Tengo la sensación de que el reuma me causa más dolor cuando cambia el tiempo.

No hay ningún motivo objetivo que justifique que el cambio del tiempo afecta a las articulaciones. Las variaciones de la presión atmosférica son mínimas como para que realmente puedan afectar a las articulaciones. La evolución del índice de humedad en el aire (higrometría) tampoco puede tener una influencia directa. Sin embargo, no es raro que alguien se sienta peor cuando llueve. Efectivamente, está menos activo. Se queda en casa y las articulaciones se anquilosan. Por tanto, están más sensibles y duelen más cuando se utilizan.




Tengo la sensación de que el reuma me causa menos dolor en verano que en invierno.

Normalmente está más activo en verano que en invierno. Hace más vida en el exterior. Se mueve más. Por tanto, realiza una mayor actividad física en verano que en invierno. Ahora bien, la actividad física es beneficiosa. Refuerza los músculos y mejora la renovación ósea. Disminuye la sensación de dolor. Su reumatismo es, por tanto, menos sensible. Además, el calor tiene un efecto directo de alivio del dolor en los músculos. Por el contrario, en la estación fría, como en época de lluvias, el sedentarismo y la falta de actividad hacen que las articulaciones se agarroten. Los músculos se entumecen. Los movimientos requieren más esfuerzo y son más dolorosos.

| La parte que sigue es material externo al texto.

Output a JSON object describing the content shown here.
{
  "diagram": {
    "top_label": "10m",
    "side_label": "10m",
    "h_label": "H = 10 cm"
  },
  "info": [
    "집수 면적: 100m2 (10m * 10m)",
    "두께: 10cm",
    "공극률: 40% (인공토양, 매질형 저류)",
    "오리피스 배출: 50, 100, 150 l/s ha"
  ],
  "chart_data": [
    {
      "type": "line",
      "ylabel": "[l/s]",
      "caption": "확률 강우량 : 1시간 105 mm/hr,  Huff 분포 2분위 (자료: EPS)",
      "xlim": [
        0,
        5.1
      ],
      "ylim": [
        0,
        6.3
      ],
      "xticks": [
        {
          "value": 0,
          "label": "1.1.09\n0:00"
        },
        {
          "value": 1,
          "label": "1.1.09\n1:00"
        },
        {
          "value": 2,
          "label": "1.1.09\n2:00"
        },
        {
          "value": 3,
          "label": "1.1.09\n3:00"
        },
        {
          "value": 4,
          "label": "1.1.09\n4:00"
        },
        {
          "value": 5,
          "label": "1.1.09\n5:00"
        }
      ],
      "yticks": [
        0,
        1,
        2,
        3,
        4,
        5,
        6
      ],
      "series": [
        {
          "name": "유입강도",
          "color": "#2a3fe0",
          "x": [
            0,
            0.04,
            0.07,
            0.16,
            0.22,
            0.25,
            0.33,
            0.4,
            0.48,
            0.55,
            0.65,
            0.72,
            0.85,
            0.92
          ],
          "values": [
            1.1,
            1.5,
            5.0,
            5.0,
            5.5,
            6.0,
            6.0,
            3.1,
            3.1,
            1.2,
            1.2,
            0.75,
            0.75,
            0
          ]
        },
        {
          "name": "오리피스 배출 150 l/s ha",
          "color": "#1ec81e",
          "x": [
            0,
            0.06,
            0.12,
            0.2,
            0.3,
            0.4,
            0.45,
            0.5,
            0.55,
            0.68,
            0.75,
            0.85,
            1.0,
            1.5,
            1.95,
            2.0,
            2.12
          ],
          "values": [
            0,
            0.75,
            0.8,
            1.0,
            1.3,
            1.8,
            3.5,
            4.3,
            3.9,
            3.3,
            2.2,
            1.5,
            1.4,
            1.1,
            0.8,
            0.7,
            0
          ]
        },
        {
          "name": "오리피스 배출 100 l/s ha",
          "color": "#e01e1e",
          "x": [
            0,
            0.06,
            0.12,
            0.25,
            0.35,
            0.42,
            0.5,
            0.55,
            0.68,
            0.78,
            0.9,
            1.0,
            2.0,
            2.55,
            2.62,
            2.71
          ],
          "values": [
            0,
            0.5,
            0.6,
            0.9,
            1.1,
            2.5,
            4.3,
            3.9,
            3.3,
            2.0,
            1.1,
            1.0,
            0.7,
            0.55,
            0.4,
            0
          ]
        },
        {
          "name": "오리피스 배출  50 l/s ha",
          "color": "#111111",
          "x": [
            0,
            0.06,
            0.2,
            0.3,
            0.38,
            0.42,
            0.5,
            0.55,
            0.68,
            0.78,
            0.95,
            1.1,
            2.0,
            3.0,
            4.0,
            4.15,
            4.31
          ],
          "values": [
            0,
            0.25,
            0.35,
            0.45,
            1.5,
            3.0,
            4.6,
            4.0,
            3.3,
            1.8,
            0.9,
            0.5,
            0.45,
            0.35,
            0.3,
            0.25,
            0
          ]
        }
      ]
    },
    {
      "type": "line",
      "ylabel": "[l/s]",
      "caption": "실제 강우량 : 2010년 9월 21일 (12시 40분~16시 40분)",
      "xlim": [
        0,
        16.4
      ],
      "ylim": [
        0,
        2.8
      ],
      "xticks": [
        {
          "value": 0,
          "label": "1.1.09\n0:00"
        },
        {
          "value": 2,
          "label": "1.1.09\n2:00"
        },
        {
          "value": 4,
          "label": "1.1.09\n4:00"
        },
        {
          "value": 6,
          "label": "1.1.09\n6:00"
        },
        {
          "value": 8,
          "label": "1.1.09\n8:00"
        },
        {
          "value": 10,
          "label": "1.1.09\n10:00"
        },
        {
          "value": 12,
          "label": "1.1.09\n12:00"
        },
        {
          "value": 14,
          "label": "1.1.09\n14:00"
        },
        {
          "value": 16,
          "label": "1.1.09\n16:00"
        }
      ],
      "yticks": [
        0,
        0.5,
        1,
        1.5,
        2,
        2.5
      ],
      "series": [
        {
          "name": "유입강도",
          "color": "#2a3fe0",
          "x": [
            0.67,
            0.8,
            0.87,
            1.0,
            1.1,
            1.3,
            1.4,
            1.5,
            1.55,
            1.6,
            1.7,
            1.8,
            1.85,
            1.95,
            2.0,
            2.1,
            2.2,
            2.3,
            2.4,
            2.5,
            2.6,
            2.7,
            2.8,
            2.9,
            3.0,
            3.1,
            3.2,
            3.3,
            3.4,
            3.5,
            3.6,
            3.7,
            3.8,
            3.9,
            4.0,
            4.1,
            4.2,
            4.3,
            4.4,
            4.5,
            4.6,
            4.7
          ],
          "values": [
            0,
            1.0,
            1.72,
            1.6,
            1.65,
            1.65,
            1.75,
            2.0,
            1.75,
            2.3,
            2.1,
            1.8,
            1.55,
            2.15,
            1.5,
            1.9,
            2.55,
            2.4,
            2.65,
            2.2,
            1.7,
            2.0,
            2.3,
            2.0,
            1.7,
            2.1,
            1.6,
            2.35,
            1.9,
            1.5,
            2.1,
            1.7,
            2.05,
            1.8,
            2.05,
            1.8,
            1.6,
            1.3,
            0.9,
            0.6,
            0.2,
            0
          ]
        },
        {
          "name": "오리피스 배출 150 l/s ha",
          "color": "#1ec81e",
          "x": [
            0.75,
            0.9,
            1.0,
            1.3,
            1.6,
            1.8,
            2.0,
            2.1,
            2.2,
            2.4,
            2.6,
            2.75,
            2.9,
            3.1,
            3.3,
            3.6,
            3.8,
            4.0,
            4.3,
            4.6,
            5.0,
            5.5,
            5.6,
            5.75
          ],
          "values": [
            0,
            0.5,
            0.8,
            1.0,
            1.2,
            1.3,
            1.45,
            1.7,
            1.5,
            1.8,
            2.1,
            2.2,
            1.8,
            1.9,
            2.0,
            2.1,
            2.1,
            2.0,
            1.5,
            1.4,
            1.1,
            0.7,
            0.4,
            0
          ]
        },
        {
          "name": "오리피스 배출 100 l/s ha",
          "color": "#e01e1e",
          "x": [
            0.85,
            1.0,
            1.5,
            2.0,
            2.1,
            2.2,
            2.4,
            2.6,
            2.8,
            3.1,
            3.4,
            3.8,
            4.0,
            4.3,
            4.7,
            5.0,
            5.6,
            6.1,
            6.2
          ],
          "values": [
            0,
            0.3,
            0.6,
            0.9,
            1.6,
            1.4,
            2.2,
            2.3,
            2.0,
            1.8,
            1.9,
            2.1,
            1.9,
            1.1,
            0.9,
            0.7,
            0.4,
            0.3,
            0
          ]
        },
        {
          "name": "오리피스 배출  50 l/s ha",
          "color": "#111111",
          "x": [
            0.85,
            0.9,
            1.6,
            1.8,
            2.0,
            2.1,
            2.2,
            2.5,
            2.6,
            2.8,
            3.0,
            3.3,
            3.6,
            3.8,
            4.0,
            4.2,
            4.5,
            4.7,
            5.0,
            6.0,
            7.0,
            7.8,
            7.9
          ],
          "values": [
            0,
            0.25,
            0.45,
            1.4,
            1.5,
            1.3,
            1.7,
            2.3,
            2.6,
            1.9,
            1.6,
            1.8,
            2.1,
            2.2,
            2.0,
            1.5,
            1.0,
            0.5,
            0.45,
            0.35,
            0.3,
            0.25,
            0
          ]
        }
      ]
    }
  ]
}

Se dice que el sol es beneficioso para los huesos.

El sol es esencial para los huesos. El organismo sintetiza la vitamina D bajo los efectos de los rayos del sol en la piel. Esta vitamina permite la absorción de calcio, responsable de la rigidez de los huesos. Por este motivo, es tan importante exponer a la luz una parte del cuerpo lo suficientemente extensa: manos, cara, brazos.

Recuerde no obstante que la exposición prolongada a pleno sol en verano y en las horas centrales del día (entre las 12 y las 16 horas) es nociva para la piel. Con estar a la sombra (por reverberación) es suficiente. Las personas de edad avanzada, en las que la capacidad de síntesis de la vitamina D suele estar muy reducida, necesitan normalmente un aporte complementario de vitamina D. Esta necesidad se confirma mediante un análisis de sangre (dosis de vitamina D).

¿Existen estudios al respecto?

Los fenómenos meteorológicos son numerosos (presión atmosférica, higrometría, velocidad del viento, insolación, temperatura, etc.) y pueden tener una influencia directa en su comportamiento o estado de ánimo
Se han realizado algunos estudios científicos al respecto, pero no se ha podido probar la existencia de una relación directa entre los parámetros meteorológicos y los dolores de artrosis. En cambio, algunos estudios han establecido una posible relación entre el tiempo y el reumatismo inflamatorio, como la poliartritis reumatoide. Sin embargo, de forma general, ningún trabajo científico ha demostrado que exista una relación evidente entre los elementos físicos de la naturaleza y el dolor reumático.

 No se ha probado la influencia directa del tiempo sobre el dolor reumático. Independientemente del tiempo, es esencial realizar a diario cierta actividad física, suficiente para mantener el tono muscular, articular y óseo con el fin de evitar la aparición del dolor.